Libya’ya asker gönderilmesi için verilen müsaadenin müddetinin 2 Temmuz 2022’den itibaren 18 ay uzatılmasına ait Cumhurbaşkanlığı tezkeresi, TBMM Genel Heyetinde kabul edildi.
Cumhurbaşkanı Recep Tayyip Erdoğan’ın imzasını taşıyan tezkerede, Libya’da Şubat 2011’de meydana gelen olayları takip eden süreçte demokratik kurumların inşa edilmesine yönelik gayretlerin, artan silahlı çatışmalar nedeniyle akamete uğradığı, ülkede parçalanmış bir yapı ortaya çıktığı anımsatıldı.

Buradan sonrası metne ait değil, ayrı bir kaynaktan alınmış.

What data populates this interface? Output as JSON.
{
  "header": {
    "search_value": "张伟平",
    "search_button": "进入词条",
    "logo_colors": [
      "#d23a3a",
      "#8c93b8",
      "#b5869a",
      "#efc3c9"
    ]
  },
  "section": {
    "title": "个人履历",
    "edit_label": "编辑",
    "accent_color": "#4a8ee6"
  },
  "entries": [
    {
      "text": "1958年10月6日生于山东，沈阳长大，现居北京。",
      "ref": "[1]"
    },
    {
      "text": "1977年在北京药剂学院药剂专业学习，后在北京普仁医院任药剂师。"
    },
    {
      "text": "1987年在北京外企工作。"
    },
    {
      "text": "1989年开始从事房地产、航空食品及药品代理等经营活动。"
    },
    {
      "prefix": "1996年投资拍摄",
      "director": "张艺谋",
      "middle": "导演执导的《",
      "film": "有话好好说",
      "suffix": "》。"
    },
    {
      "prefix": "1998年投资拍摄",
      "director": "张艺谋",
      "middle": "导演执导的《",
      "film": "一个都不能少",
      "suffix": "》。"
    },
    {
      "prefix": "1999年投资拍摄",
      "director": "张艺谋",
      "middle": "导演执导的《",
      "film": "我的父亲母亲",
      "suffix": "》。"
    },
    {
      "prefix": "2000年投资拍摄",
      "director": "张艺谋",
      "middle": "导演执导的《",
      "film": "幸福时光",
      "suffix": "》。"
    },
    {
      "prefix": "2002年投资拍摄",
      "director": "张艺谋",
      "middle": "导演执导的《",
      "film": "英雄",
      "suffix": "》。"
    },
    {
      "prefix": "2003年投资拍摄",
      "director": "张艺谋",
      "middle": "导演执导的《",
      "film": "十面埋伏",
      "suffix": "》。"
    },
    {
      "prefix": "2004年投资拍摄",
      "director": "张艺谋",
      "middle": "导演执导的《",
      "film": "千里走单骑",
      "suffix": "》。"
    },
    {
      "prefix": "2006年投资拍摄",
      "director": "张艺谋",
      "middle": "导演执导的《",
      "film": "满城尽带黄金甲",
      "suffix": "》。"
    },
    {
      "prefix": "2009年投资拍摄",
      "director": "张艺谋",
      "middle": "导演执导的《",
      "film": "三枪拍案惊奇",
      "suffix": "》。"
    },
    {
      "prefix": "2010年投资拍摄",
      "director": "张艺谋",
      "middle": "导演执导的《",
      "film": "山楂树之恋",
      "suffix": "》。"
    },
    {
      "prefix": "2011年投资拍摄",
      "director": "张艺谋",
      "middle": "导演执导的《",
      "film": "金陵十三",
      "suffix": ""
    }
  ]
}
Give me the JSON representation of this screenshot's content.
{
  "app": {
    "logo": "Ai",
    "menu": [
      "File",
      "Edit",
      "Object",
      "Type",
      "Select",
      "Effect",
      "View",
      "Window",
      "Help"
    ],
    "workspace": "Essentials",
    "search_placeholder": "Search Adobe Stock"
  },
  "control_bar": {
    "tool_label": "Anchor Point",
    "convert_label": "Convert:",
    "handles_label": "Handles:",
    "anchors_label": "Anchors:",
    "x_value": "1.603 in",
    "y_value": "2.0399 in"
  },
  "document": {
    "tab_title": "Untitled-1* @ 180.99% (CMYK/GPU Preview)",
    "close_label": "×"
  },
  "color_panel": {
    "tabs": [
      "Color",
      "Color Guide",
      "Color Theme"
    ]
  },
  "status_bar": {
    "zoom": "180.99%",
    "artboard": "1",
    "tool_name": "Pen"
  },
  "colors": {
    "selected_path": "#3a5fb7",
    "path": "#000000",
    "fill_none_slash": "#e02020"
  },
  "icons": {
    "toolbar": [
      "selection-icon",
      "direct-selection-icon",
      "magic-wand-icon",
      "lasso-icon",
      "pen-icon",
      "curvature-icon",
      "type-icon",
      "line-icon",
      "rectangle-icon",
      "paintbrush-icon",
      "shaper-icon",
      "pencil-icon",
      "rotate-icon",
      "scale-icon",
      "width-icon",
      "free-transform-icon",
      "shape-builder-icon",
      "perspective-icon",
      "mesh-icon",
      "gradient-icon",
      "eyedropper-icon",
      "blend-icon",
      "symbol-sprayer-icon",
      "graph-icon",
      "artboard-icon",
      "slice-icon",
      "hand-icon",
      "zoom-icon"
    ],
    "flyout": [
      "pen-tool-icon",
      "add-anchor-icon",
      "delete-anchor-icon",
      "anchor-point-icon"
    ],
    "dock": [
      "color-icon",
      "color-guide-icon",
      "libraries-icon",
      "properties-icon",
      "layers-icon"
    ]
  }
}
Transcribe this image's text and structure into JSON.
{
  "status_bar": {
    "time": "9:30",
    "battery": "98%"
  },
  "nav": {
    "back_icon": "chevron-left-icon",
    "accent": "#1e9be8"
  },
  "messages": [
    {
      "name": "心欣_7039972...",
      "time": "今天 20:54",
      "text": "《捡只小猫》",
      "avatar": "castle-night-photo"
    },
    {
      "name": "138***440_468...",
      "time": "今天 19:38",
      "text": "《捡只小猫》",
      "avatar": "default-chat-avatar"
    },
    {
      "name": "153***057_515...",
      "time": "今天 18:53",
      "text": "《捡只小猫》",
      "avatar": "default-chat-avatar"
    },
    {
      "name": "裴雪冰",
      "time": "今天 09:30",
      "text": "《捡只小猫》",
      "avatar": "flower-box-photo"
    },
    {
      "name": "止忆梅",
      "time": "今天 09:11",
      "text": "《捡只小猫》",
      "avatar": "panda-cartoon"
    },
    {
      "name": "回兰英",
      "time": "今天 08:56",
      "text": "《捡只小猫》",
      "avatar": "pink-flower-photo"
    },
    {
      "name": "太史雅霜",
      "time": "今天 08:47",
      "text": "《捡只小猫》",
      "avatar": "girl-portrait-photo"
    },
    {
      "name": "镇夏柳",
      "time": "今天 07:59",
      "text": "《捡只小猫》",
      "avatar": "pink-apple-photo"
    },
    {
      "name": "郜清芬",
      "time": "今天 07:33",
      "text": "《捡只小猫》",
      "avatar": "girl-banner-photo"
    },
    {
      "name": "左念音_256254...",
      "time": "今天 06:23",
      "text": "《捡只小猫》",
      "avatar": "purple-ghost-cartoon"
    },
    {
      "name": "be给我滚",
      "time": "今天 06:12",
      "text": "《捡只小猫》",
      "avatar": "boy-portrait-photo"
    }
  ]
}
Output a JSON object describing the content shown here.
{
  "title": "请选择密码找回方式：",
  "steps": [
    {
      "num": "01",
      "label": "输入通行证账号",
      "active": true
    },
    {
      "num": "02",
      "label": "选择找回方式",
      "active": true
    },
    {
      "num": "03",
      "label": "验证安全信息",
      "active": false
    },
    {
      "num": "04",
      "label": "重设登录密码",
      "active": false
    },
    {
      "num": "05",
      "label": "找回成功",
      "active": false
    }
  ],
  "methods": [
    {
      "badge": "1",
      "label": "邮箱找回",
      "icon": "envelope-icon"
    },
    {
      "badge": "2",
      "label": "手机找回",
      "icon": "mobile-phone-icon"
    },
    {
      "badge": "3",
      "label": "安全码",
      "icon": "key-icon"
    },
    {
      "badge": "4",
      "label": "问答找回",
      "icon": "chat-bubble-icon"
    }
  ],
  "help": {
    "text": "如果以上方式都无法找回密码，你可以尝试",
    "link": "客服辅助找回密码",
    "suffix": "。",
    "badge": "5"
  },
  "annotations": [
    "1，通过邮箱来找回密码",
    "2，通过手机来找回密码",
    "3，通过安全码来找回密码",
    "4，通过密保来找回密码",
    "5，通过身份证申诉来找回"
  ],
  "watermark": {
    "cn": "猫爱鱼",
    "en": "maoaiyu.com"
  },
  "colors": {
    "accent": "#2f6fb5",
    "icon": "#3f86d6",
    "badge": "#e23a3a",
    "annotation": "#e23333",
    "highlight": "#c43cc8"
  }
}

Tezkerede, Libya’da ateşkesin tesis edilmesi, siyasi bütünlüğün sağlanması ve işleyen bir devlet düzeneğinin kurulmasının mümkün olamaması üzerine, barış ve istikrarın tesisini teminen Birleşmiş Milletler (BM) kolaylaştırıcılığında, tüm tarafların iştirakiyle yürütülen ve yaklaşık bir yıl süren Libya Siyasi Diyaloğu sonucunda, Libya Siyasi Muahedesi’nin, 17 Aralık 2015’te, Fas’ın Suheyrat kentinde imzalandığı belirtildi.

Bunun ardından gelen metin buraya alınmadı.